Your situation probably feels tricky because this relationship is so new and so recently full of promise. How could she change so fast when she seemed to be so excited to be with you? Friend, I have been there. And since I’ve been there, I know this will be hard to believe right now, but I’ll say it anyway: After five months, you shouldn’t be where you are right now. You’re trying to salvage potential, and that’s an impossible task. If you can, look beyond the potential and focus instead on the very real situation you find yourself in. You’re dating someone who isn’t showing up AT ALL.
Here’s a secret that I wish were much less of a secret: Relationships are not based around one person’s needs. It’s okay for her to focus on her main issues. It’s okay for her to need to take care of herself and not have space for another person right now. It’s also okay for you to need more than she’s able to give. You’re not being the guy who complains every time: You’re being the guy who’s fitting himself into the small spaces she’s providing for you, and then getting reasonably upset when you realize how cramped and uncomfortable those spaces are. Stop that! You are already a person who’s aware of what he wants and needs in a relationship, and you know you’re not getting that right now.
It must feel like your girlfriend has all the power here: She’s the one who’s backing away, and you’re the one who’s feeling needy and demanding. I’ve written about this before. It’s such a frustrating dynamic! I want to reiterate it because I want you to be okay with how you feel. Why? Because I can see you building a case in your letter, a case for how you’re doing all these things, and did you do something wrong, and is she ever going to show up?? I’ve built that case before. It never turns out well, because it actually makes you feel even more fed up and when she hears it she’ll feel more defensive.
Focusing on the idea that “hey, I want this thing, and I’m not getting it” probably seems very selfish, rather than focusing on the list of things you’ve tried and the list of things you’re willing to try.
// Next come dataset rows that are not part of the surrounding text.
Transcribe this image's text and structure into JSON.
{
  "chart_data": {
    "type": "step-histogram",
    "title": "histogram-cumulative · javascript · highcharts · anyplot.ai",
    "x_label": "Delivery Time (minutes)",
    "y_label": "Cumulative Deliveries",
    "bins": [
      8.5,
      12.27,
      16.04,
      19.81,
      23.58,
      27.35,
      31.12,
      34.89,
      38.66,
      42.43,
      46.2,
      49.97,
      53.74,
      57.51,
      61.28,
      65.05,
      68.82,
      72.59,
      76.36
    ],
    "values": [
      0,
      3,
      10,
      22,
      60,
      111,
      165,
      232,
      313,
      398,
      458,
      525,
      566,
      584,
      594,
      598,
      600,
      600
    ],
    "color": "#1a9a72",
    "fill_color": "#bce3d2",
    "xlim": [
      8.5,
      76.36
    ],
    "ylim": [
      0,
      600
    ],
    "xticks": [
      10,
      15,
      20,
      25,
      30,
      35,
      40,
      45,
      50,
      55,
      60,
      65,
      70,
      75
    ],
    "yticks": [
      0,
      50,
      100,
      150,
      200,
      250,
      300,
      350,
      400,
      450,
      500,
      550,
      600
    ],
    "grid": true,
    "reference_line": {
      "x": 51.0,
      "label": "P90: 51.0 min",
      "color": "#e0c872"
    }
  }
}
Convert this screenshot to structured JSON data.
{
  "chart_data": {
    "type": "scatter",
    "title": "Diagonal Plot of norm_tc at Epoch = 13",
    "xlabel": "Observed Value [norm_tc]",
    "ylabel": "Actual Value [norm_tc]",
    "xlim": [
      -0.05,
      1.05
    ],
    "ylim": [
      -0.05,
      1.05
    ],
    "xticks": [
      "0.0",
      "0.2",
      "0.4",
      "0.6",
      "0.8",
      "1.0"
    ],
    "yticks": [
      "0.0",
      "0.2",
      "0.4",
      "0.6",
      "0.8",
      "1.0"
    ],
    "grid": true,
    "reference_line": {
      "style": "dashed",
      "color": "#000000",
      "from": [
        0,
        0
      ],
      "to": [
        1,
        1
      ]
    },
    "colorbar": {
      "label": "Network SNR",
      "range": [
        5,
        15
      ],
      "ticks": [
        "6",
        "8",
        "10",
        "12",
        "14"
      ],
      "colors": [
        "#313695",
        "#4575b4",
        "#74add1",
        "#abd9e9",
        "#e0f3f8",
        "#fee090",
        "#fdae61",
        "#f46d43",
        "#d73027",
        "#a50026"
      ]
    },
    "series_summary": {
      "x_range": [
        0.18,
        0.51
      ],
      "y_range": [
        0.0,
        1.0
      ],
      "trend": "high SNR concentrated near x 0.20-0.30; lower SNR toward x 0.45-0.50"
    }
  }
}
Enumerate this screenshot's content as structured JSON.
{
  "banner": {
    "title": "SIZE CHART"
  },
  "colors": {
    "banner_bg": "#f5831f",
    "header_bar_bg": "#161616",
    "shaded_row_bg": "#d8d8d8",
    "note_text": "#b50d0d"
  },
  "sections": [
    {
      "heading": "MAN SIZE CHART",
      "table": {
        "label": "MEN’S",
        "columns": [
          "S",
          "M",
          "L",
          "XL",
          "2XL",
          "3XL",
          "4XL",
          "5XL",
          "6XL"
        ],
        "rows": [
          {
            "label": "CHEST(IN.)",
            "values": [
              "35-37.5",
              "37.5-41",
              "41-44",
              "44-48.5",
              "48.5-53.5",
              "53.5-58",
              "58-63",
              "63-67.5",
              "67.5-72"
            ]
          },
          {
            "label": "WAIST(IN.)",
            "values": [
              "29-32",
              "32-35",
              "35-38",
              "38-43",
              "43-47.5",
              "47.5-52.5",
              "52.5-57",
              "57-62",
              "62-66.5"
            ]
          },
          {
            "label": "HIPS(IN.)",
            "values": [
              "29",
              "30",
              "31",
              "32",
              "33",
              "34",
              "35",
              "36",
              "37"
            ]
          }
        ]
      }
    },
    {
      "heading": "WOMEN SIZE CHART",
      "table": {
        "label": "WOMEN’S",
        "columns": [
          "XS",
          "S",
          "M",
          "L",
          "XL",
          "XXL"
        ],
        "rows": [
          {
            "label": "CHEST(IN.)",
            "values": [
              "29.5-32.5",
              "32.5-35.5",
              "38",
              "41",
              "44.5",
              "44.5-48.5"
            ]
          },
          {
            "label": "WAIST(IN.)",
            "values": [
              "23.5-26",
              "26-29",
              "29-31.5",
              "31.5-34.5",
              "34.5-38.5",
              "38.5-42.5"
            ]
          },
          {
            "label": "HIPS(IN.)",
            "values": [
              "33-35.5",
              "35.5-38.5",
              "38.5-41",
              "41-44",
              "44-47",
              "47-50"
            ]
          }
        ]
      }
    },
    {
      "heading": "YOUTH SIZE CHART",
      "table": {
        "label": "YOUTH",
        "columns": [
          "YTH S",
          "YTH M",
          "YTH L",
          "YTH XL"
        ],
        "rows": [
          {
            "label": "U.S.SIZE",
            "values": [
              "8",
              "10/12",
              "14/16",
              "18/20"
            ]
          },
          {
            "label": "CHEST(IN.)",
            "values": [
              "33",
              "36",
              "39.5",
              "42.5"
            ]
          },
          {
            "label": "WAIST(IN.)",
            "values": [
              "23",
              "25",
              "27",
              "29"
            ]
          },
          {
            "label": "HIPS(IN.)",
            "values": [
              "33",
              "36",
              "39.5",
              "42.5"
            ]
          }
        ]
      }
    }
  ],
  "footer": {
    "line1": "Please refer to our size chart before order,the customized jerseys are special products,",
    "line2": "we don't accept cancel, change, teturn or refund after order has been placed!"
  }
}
Especially when she’s dealing with so much in her life. But it’s not selfish to be a person who says, “I am not getting this important thing I need from our relationship. I know you may not be in a place to give it to me, so please be honest about whether you can or want to so I can figure out whether being in this relationship is healthy for me.” Neither of you have the right to demand the other person behave how you want them to, but both you have the right to acknowledge what you need. Listen to what she has to say, and listen to how it makes you feel. If your gut tells you that she won’t follow through again, listen to that. Don’t eye your list and say “Well, maybe if I try one more thing...” It’s not up to you to save the relationship or fix it. It’s up to both of you! And you can only honor that if you’re honest with yourself and with her about what you need too.